Eski il başkanı Erhan Sevimli gelmişti kongreyi izlemeye…
Ne AK Parti’den bir temsilci vardı, ne de öteki partilerden…
Demokratik kitle örgütlerinin temsilcilerinden de ilgi azdı.

XXXXXXX

Tam bu noktada şuna dikkat çekmek isterim ki, cumhurbaşkanlığı seçimlerinde sempati kazanan Kürt siyaseti, 6-7 Ekim olayları nedeniyle ivme kaybetti.
Şiddetten beslenen bir yapının Türkiye’de egemen olabileceği düşüncesi sadece Türkleri değil, farklı düşüncedeki Kürtleri bile tedirgin etti.
Şimdi bunu toparlamaya çalışıyor HDP…
XXXXXXX
Ancak, görünen o ki, HDP tek başına seçime girdiği takdirde baraj sorunu yaşamaya devam edecek.
HDP’nin tek çıkış noktası ya CHP ile ittifak arayışı içinde olması ya da bağımsız girmesi…

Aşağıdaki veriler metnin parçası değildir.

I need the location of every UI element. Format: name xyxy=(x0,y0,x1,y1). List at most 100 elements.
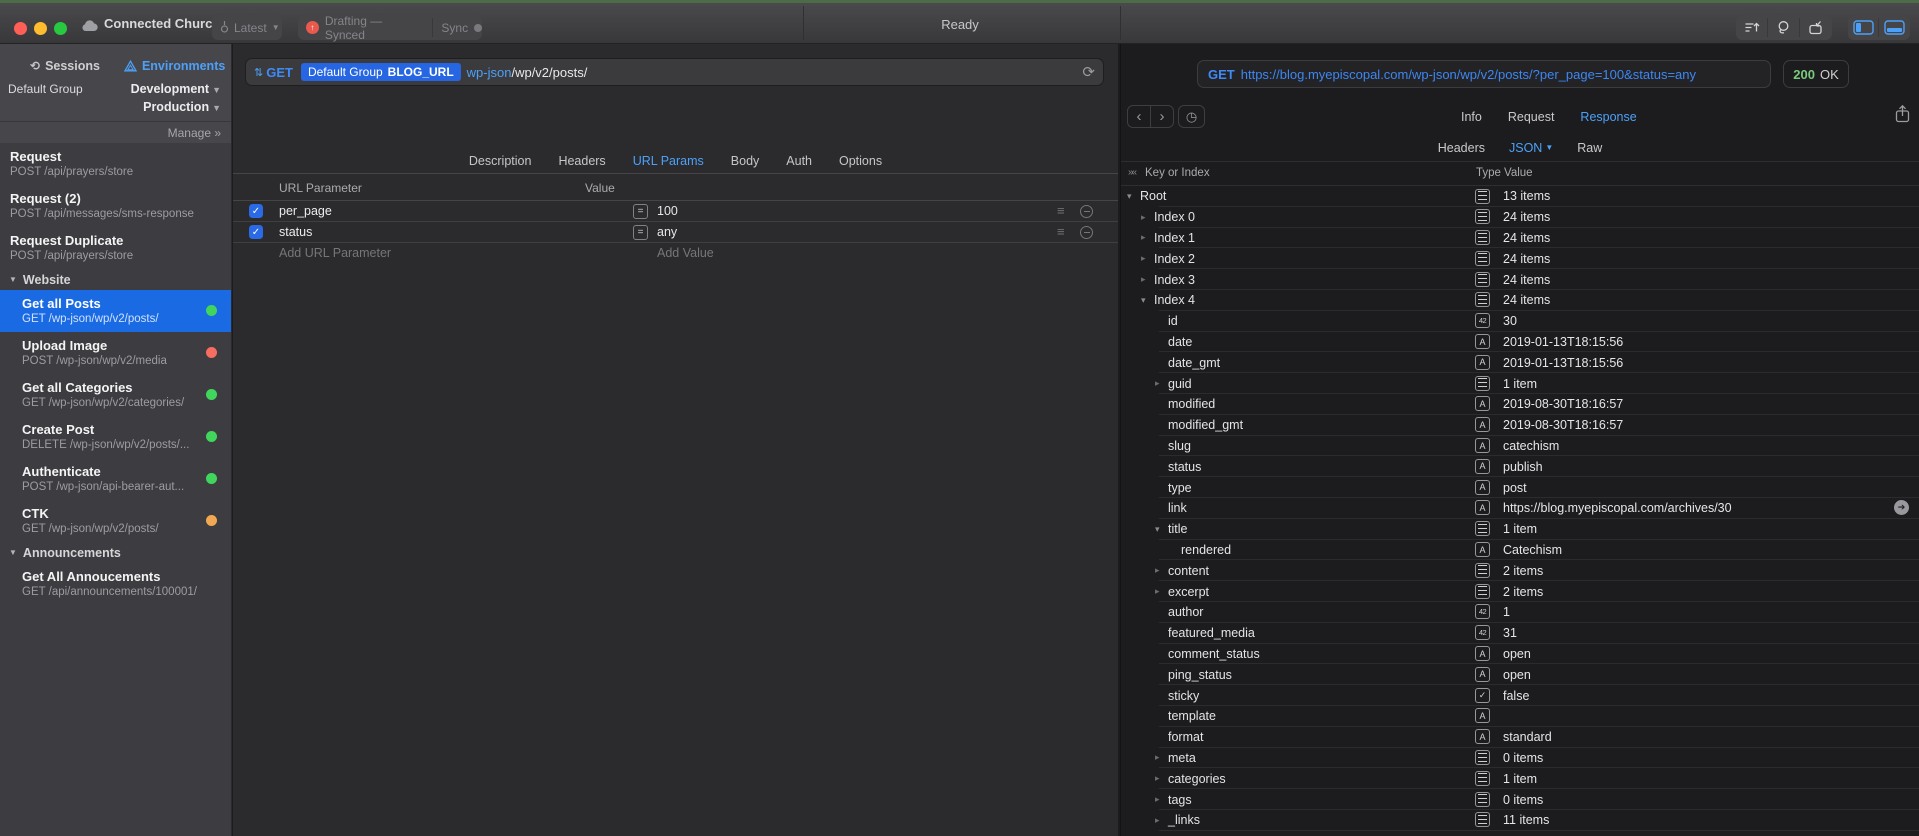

HDP’nin baraj altında kalması durumunda en korkulan senaryo AKP’nin anayasayı değiştirecek bir çoğunluğa ulaşması…
XXXXXXX
Bu yazının dipnotu: Yüksel Akgün’ün il başkanı olarak belirlenmesi, HDP’nin Türkiye açılımının bir adımı olarak görmek gerekiyor.